GREAT Point to share: 4 Things to Consider Before Getting a Service Dog


Having a service dog can greatly enhance the life of someone living with a chronic disease. They allow patients to regain some of their independence by helping with small everyday tasks like opening and closing doors, fetching meds, acting as a prop or support as their owner stands, switching on lights and attracting attention in cases of emergency. As well as the help they give people with disabilities or illnesses, service dogs make great companions.
However, not every home is suitable for a service dog. According to the Muscular Dystrophy Association, prospective owners need to consider a few things before deciding whether or not a service dog is right for them.

Assess your accommodations. 
You need to live in a place big enough for a service dog. Other things to take into consideration are whether or not you have a yard and if it’s secure.
Do you have any other pets?
Most service dog providers recommend that the dog is the only pet in the household, so if you already have a dog or a cat, it may be a problem.

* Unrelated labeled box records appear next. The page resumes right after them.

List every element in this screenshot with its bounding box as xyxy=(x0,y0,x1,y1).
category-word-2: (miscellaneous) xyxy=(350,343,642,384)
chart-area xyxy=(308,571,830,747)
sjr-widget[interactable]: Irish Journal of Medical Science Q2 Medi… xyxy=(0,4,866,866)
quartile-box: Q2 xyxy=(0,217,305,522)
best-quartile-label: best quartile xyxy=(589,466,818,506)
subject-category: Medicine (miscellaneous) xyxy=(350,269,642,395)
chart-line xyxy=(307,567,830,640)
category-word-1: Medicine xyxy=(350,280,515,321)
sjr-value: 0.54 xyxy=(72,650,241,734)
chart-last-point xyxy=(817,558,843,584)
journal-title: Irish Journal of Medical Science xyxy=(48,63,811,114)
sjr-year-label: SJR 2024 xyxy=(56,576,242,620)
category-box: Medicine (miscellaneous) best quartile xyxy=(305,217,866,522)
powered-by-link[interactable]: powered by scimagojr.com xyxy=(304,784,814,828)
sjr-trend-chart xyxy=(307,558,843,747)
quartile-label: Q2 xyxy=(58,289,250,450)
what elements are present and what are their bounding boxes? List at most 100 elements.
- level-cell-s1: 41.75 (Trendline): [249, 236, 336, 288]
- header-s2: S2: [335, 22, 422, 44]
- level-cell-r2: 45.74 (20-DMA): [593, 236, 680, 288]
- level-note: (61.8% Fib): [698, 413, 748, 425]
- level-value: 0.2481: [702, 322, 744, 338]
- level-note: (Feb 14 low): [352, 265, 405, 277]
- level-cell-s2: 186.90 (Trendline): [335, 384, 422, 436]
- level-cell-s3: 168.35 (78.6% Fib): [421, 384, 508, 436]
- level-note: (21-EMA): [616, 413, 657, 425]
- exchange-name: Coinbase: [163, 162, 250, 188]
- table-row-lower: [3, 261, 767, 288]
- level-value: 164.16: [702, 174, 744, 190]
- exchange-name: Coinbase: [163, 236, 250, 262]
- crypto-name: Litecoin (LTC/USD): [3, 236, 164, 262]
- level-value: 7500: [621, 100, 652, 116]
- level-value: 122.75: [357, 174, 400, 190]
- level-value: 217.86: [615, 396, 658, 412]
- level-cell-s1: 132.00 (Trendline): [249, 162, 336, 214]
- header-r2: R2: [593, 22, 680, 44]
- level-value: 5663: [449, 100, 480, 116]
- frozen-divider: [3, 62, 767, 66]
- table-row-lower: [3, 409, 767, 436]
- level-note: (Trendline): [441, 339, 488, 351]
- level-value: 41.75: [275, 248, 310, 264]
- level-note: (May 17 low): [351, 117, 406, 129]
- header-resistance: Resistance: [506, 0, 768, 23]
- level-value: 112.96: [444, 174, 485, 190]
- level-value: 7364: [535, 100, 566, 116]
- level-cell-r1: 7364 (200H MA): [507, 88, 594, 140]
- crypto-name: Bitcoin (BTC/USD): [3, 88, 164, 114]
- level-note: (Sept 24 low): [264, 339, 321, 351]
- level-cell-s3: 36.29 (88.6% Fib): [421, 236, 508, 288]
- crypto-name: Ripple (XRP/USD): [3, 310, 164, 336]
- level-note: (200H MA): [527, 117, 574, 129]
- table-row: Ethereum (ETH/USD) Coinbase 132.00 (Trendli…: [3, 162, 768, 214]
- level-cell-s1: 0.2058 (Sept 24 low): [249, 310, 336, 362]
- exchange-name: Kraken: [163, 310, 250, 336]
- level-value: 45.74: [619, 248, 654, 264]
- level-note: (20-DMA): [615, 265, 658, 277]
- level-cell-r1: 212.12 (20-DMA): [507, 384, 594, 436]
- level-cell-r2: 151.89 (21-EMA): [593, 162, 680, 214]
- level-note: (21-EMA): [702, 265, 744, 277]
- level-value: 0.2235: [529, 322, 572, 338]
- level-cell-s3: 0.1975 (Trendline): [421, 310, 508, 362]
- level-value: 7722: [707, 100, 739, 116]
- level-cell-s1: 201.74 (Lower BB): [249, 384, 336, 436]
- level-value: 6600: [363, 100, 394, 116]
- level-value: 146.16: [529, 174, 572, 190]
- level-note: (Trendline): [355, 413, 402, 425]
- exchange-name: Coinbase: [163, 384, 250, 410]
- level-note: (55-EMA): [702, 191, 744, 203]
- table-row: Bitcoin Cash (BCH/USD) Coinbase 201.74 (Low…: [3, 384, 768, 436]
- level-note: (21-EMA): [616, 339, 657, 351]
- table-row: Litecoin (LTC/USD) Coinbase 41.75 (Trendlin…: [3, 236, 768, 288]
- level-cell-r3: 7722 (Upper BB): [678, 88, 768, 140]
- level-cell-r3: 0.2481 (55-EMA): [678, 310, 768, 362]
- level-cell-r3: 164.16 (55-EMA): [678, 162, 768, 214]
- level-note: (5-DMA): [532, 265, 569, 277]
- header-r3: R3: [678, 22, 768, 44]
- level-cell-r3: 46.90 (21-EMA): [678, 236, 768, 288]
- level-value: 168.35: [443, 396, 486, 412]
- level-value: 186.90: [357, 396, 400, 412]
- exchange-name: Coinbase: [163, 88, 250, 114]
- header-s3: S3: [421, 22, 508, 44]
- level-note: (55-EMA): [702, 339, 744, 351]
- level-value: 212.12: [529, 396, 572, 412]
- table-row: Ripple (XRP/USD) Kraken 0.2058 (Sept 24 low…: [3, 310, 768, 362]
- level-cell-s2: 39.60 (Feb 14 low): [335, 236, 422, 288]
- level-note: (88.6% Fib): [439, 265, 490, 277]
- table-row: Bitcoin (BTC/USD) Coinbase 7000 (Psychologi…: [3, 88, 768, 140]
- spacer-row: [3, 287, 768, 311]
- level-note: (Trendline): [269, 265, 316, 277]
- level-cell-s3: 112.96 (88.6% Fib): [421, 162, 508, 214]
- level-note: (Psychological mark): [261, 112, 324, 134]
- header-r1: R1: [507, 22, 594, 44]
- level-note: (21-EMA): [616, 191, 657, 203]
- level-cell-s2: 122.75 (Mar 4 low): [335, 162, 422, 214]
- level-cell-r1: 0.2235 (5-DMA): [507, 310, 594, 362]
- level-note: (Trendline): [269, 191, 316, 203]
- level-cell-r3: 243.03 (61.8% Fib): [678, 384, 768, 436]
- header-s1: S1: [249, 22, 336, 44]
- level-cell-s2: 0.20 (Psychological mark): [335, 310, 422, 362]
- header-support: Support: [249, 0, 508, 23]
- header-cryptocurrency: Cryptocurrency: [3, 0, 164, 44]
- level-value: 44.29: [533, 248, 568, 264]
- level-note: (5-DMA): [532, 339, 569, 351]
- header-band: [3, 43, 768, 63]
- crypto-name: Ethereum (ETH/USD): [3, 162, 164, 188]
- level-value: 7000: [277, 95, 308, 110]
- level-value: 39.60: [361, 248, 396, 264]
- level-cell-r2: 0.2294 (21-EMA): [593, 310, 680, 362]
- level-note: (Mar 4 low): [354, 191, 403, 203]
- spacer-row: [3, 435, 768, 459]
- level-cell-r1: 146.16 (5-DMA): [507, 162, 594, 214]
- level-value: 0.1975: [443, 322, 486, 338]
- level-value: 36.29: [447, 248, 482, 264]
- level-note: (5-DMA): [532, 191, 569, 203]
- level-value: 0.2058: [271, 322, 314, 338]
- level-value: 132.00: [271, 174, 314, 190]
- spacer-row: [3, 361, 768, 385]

Can you take care of the dog?
Having a service dog is a two-way street. You will need to be able to feed, groom, and clean up after your dog or have someone else who can.
Can you afford a service dog?
In addition to the initial cost of the animal, it costs an estimated $1,500 to $2,000 a year to look after a service dog, including food and healthcare. The average service dog stays with an individual or family for around eight years.